The articles insisted some of the words and phrases to be eliminated, such as “Ukrainian nationalists who fought with the rebels of the Donbas.” A proper substitute would be, defending “Ukraine’s borders and its constitutional order from hybrid Russian aggression.” Otherwise, “separatists,” “disputed territories,” “referendum,” “regions of Ukraine that vote for joining Russia” are verboten.
Basically, the unstated premise of the article is that there wasn’t a coup in Ukraine’s capital in 2014 overthrowing the legally elected head of state, to which sections of the country that legally voted in the Party of the Regions candidate refused to recognize. So, that can’t be mentioned. So, anything done in the Donbass was generated from the outside by Russia in a plot to break Ukraine’s unity and constitutional order. (The closest CSCIS gets to admitting that something might have happened in 2014 is: “Russia took advantage of a moment when Ukrainians were agitated by the Revolution, and the central and local governments were critically weakened.") Hence, this explains why the term “separatists” is forbidden—nobody inside of Ukraine in 2014 had problems with the coup beyond some agitation.
CSCIS then provides their proof that Russia conspired to pull Ukraine down in 2013, citing “its doctrine of hybrid warfare, published in 2013 and widely known as the ‘Gerasimov Doctrine,’ political unrest in the adversary’s territory is an instrument of military aggression"—and it quotes from the doctrine. Apparently, the coup was necessary because of Russia’s conspiracy?

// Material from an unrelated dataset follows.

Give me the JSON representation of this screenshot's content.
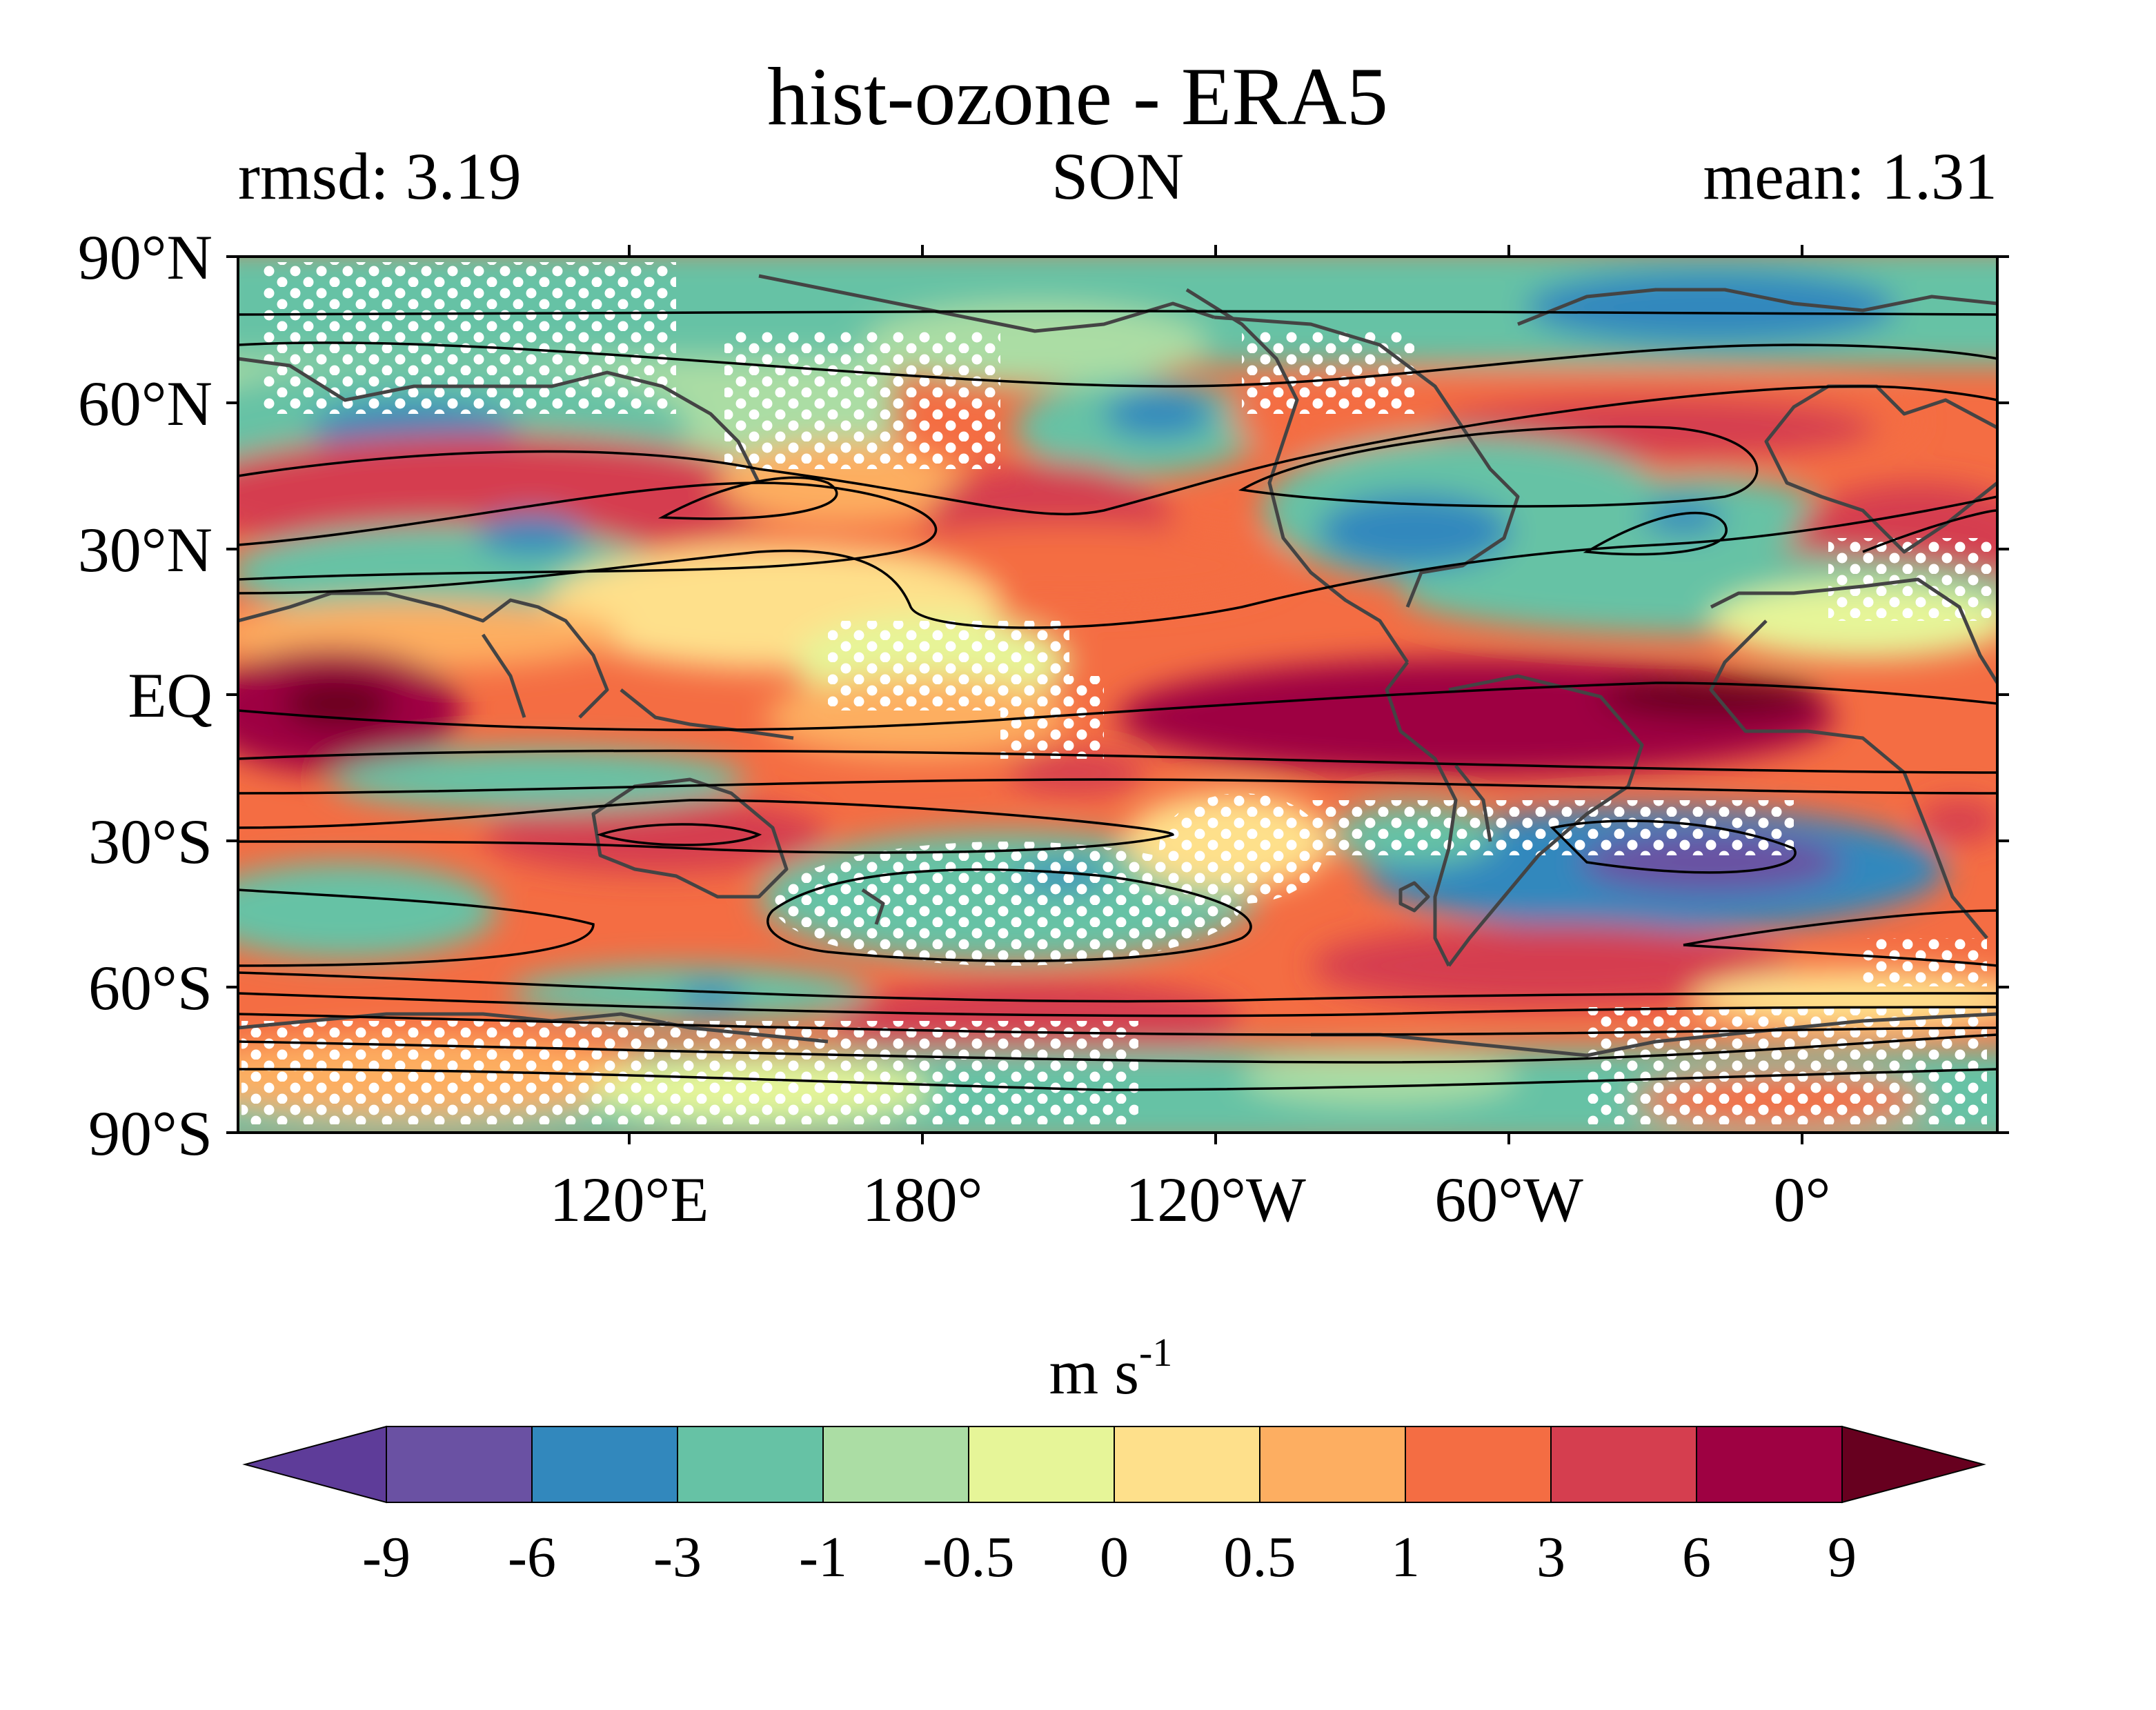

What unabashed hypocrisy! A simple search of their provided quote shows that Kiev is quoting from General Gerasimov’s March 2013 speech to the Russian Military Academy of Science, where Gerasimov explains how the West engages in warfare and the increasing significance of non-military instruments for achieving military objectives—that is, the “color revolutions” attempted earlier in Georgia (2004) and Ukraine (winter 2004/5). No “minor manipulation” for CSCIS here, just pure Hitlerian Big Lie technique.